6. According to claim 1, the multi-agent unmanned driving decision-making method for non-signal light intersection scenarios is characterized in that the training method of the decision model includes: after initializing the network parameters of each agent, the agent explores the environment based on the dynamic noise mechanism and accumulates experience; after the experience stored in the experience replay pool exceeds the set threshold, the agent samples based on the sampling rules of the experience replay pool to train the decision model.

7. The multi-agent unmanned driving decision-making method for non-signal intersection scenarios according to claim 1, characterized in that the reward function of the decision model includes: local rewards and global rewards;

The local reward is given based on the vehicle's safe and fast crossing of the intersection from the starting point to the target point, as well as the vehicle speed and time spent as reward evaluation criteria; a certain reward is given based on the distance from the target point, and a penalty is given for conflicts between vehicles; whether the vehicle has reached the target point is judged based on the distance from the target point, and if it arrives successfully, a task completion reward is given;

If all vehicles safely reach the expected destination, a global reward will be given to promote task collaboration among vehicles.

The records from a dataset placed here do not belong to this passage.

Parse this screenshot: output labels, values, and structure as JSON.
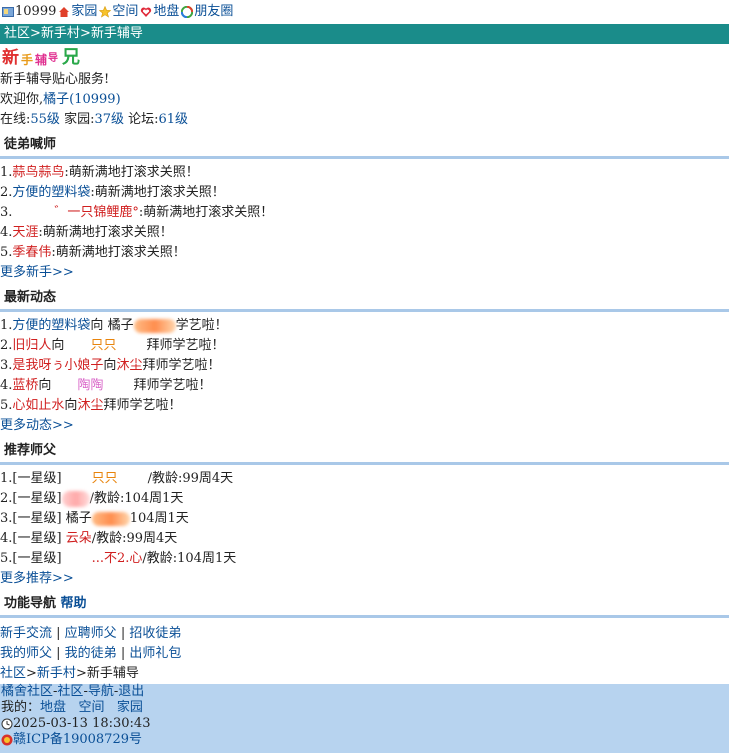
{
  "topbar": {
    "user_id": "10999",
    "links": [
      "家园",
      "空间",
      "地盘",
      "朋友圈"
    ]
  },
  "breadcrumb": [
    "社区",
    "新手村",
    "新手辅导"
  ],
  "logo_text": "新手辅导",
  "intro": {
    "service": "新手辅导贴心服务!",
    "welcome_prefix": "欢迎你,",
    "username": "橘子(10999)",
    "levels_online_label": "在线:",
    "levels_online": "55级",
    "levels_home_label": " 家园:",
    "levels_home": "37级",
    "levels_forum_label": " 论坛:",
    "levels_forum": "61级"
  },
  "apprentice_calls": {
    "title": "徒弟喊师",
    "items": [
      {
        "num": "1.",
        "name": "蒜鸟蒜鸟",
        "msg": ":萌新满地打滚求关照！"
      },
      {
        "num": "2.",
        "name": "方便的塑料袋",
        "msg": ":萌新满地打滚求关照！"
      },
      {
        "num": "3.",
        "name": "゛一只锦鲤鹿°",
        "msg": ":萌新满地打滚求关照！"
      },
      {
        "num": "4.",
        "name": "天涯",
        "msg": ":萌新满地打滚求关照！"
      },
      {
        "num": "5.",
        "name": "季春伟",
        "msg": ":萌新满地打滚求关照！"
      }
    ],
    "more": "更多新手>>"
  },
  "latest": {
    "title": "最新动态",
    "items": [
      {
        "num": "1.",
        "a": "方便的塑料袋",
        "to": "向",
        "b": "橘子",
        "tail": "学艺啦！"
      },
      {
        "num": "2.",
        "a": "旧归人",
        "to": "向",
        "b": "只只",
        "tail": "拜师学艺啦！"
      },
      {
        "num": "3.",
        "a": "是我呀ぅ小娘子",
        "to": "向",
        "b": "沐尘",
        "tail": "拜师学艺啦！"
      },
      {
        "num": "4.",
        "a": "蓝桥",
        "to": "向",
        "b": "陶陶",
        "tail": "拜师学艺啦！"
      },
      {
        "num": "5.",
        "a": "心如止水",
        "to": "向",
        "b": "沐尘",
        "tail": "拜师学艺啦！"
      }
    ],
    "more": "更多动态>>"
  },
  "masters": {
    "title": "推荐师父",
    "items": [
      {
        "num": "1.",
        "rank": "[一星级]",
        "name": "只只",
        "age": "/教龄:99周4天"
      },
      {
        "num": "2.",
        "rank": "[一星级]",
        "name": "",
        "age": "/教龄:104周1天"
      },
      {
        "num": "3.",
        "rank": "[一星级]",
        "name": "橘子",
        "age": "104周1天"
      },
      {
        "num": "4.",
        "rank": "[一星级]",
        "name": "云朵",
        "age": "/教龄:99周4天"
      },
      {
        "num": "5.",
        "rank": "[一星级]",
        "name": "...不2.心",
        "age": "/教龄:104周1天"
      }
    ],
    "more": "更多推荐>>"
  },
  "functions": {
    "title": "功能导航",
    "help": "帮助",
    "row1": [
      "新手交流",
      "应聘师父",
      "招收徒弟"
    ],
    "row2": [
      "我的师父",
      "我的徒弟",
      "出师礼包"
    ],
    "sep": " | "
  },
  "bottom_breadcrumb": [
    "社区",
    "新手村",
    "新手辅导"
  ],
  "footer": {
    "nav": [
      "橘舍社区",
      "社区",
      "导航",
      "退出"
    ],
    "my_label": "我的：",
    "my_links": [
      "地盘",
      "空间",
      "家园"
    ],
    "datetime": "2025-03-13 18:30:43",
    "icp": "赣ICP备19008729号"
  },
  "colors": {
    "teal_bar": "#1a8c8a",
    "section_rule": "#a9c8e8",
    "footer_bg": "#b7d3ef",
    "link": "#0a4f96",
    "name_red": "#d02020"
  }
}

8. A multi-agent unmanned driving decision system for non-signal intersection scenarios, the system is used to implement the method described in any one of claims 1 to 7, characterized in that it includes: a space design module, a noise design module, a rule design module, a model building module and a decision generation module;

The spatial design module is used to set the parameter space of multiple agents based on the unmanned driving scenario at an unsignalized intersection;

The noise design module is used to design a dynamic noise mechanism for the multi-agent so that the multi-agent can accumulate experience in the parameter space;

The rule design module is used to design a sampling rule of the experience replay pool for the multi-agent so that the multi-agent can effectively learn the accumulated experience;

The model building module is used to build a decision model based on the parameter space, the dynamic noise mechanism and the sampling rule;

The decision generation module is used to generate a multi-agent unmanned driving decision method using the decision model.